Daemon Hillin The Producer of ‘Eyes in the Trees’ With Anthony Hopkins
- Becca Brazil

- 24 hours ago
- 4 min read

Making an independent film is, at its core, an act of survival. It requires answering the midnight phone call when the funding inevitably collapses and finding the nerve to shoot the jungle scene at sunrise anyway.
Emmy-nominated producer Daemon Hillin knows this rhythm in his bones. Operating in the spaces between the beaches of Venice and the streets of Bangkok, the Hillin Entertainment CEO has willed forty features into existence.
He operates as a rarity in this business: a man who takes absolute responsibility for his art and the investors who back his vision. For a younger generation seeking a path forward, Hillin offers a stark, clear blueprint. You face the fire, you do not blink, and you keep building.

The Gravity of Anthony Hopkins
Right now, the industry is watching one specific film. When Hillin calls a film special, the claim carries weight.
Eyes in the Trees is a sci-fi psychological thriller, a modern update of H.G. Wells’ The Island of Dr. Moreau shot deep in the jungles of Southeast Asia. At the center of the frame is Anthony Hopkins.
Securing an Academy Award winner of his stature changes the fundamental math of a production. Hopkins is highly selective. When he signs a contract, the global financing community stops to pay attention.
"Anthony Hopkins doesn’t just make the film better. He makes the film possible. That’s the part people outside this business don’t understand about what A-list talent actually does for your capital stack." - Daemon Hillin
An actor of this caliber acts as a universal green light for foreign sales agents, distributors, and co-production partners. While Hillin has closed deals across multiple markets for decades, the financial structure supporting Eyes in the Trees represents a massive step forward in his career.

The Anatomy of Trust
This structure relies on absolute trust. Hillin points directly to Joe Simpson and Simon Williams at Ashland Hill Media Finance. Their London and Santa Monica-based firm has rapidly deployed heavy capital across many films, establishing themselves as heavyweights in debt and gap financing.
Hillin credits them as genuine partners who understand the independent market at its marrow. He gives equal credit to Landon Gorman at BGG Capital, citing his involvement as the final key to locking the funding in place.
Finding good capital partners is rare, and Hillin knows when to value them. Financiers trust him because of the strict fiscal discipline required to handle this level of investment. He builds packages designed to turn a profit.
The surrounding cast guarantees global traction. Directed by Timothy Woodward Jr., the film features Jonathan Rhys Meyers, Ashley Greene, Thomas Kretschmann, and Praya Lundberg. By shooting in Southeast Asia, Hillin secured production incentives and co-production opportunities that simply cannot be faked on a backlot.

The Hack and the Holdout
The independent film business is brutal, and sometimes, it fights back.
While Eyes in the Trees was in active production, a hacker breached their servers. Operating under the moniker “Korean Zombie,” the attacker stole precious minutes of footage. It was every single scene Anthony Hopkins had filmed in Los Angeles under a legitimate SAG-AFTRA strike waiver.
The demand arrived fast. The hacker wanted an exorbitant amount in cryptocurrency within days. If Hillin refused, the footage would be dumped online and emailed directly to foreign buyers, an act designed to intentionally tank the film’s distribution prospects.
Hillin did not flinch. He refused to pay.

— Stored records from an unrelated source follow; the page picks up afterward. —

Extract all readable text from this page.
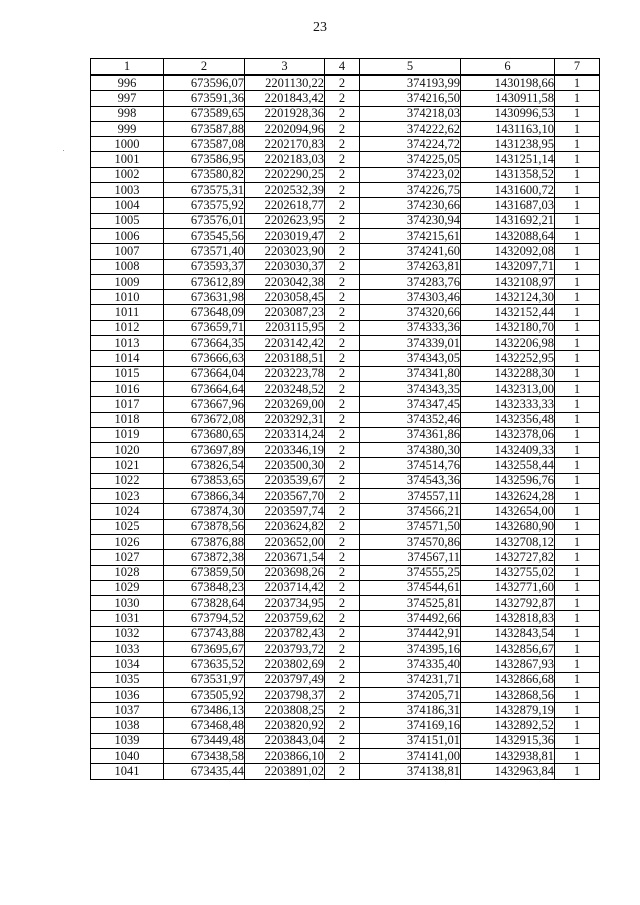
23
1	2	3	4	5	6	7
996	673596,07	2201130,22	2	374193,99	1430198,66	1
997	673591,36	2201843,42	2	374216,50	1430911,58	1
998	673589,65	2201928,36	2	374218,03	1430996,53	1
999	673587,88	2202094,96	2	374222,62	1431163,10	1
1000	673587,08	2202170,83	2	374224,72	1431238,95	1
1001	673586,95	2202183,03	2	374225,05	1431251,14	1
1002	673580,82	2202290,25	2	374223,02	1431358,52	1
1003	673575,31	2202532,39	2	374226,75	1431600,72	1
1004	673575,92	2202618,77	2	374230,66	1431687,03	1
1005	673576,01	2202623,95	2	374230,94	1431692,21	1
1006	673545,56	2203019,47	2	374215,61	1432088,64	1
1007	673571,40	2203023,90	2	374241,60	1432092,08	1
1008	673593,37	2203030,37	2	374263,81	1432097,71	1
1009	673612,89	2203042,38	2	374283,76	1432108,97	1
1010	673631,98	2203058,45	2	374303,46	1432124,30	1
1011	673648,09	2203087,23	2	374320,66	1432152,44	1
1012	673659,71	2203115,95	2	374333,36	1432180,70	1
1013	673664,35	2203142,42	2	374339,01	1432206,98	1
1014	673666,63	2203188,51	2	374343,05	1432252,95	1
1015	673664,04	2203223,78	2	374341,80	1432288,30	1
1016	673664,64	2203248,52	2	374343,35	1432313,00	1
1017	673667,96	2203269,00	2	374347,45	1432333,33	1
1018	673672,08	2203292,31	2	374352,46	1432356,48	1
1019	673680,65	2203314,24	2	374361,86	1432378,06	1
1020	673697,89	2203346,19	2	374380,30	1432409,33	1
1021	673826,54	2203500,30	2	374514,76	1432558,44	1
1022	673853,65	2203539,67	2	374543,36	1432596,76	1
1023	673866,34	2203567,70	2	374557,11	1432624,28	1
1024	673874,30	2203597,74	2	374566,21	1432654,00	1
1025	673878,56	2203624,82	2	374571,50	1432680,90	1
1026	673876,88	2203652,00	2	374570,86	1432708,12	1
1027	673872,38	2203671,54	2	374567,11	1432727,82	1
1028	673859,50	2203698,26	2	374555,25	1432755,02	1
1029	673848,23	2203714,42	2	374544,61	1432771,60	1
1030	673828,64	2203734,95	2	374525,81	1432792,87	1
1031	673794,52	2203759,62	2	374492,66	1432818,83	1
1032	673743,88	2203782,43	2	374442,91	1432843,54	1
1033	673695,67	2203793,72	2	374395,16	1432856,67	1
1034	673635,52	2203802,69	2	374335,40	1432867,93	1
1035	673531,97	2203797,49	2	374231,71	1432866,68	1
1036	673505,92	2203798,37	2	374205,71	1432868,56	1
1037	673486,13	2203808,25	2	374186,31	1432879,19	1
1038	673468,48	2203820,92	2	374169,16	1432892,52	1
1039	673449,48	2203843,04	2	374151,01	1432915,36	1
1040	673438,58	2203866,10	2	374141,00	1432938,81	1
1041	673435,44	2203891,02	2	374138,81	1432963,84	1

He immediately contacted the FBI and the Santa Monica Police Department. He called his political contacts, reaching out to Senator Benjamin Allen, Assembly member Rick Chaves, and Congressman Ted Lieu.
Most importantly, he picked up the phone and called his investors directly. In a moment of intense pressure, he chose radical transparency over fear. He broke his own story to the press, refusing to let a hacker control the narrative.
He stated publicly that they stand by their decision not to pay the extortionist, reinforcing that as indie filmmakers, they are resilient and will deliver an amazing film.
The hacker leaked screenshots online, but the production kept moving. Hillin stated this was not his first time dealing with extortion.
His response remains identical every time: document it, report it, and keep working. For his investors, it was absolute proof of his unshakable stability. For the younger generation, it was a definitive lesson in how a real leader acts when the walls close in.

Beyond the Frame
Away from the daily fires of production, Hillin lives quietly. He surfs at dawn and splits his time between California and Thailand.
Thailand became the place where he saved his own routine. After getting sober, he spent time in Thai temples. He took full accountability for his past mistakes and began the grueling work of putting himself back together — tools he now shares in his journal for others walking the same path.
The journal is not filled with empty theories. It is a direct distillation of the exact mental tools Hillin used to reconstruct after addiction. Every prompt comes from a moment where he had to make a hard choice.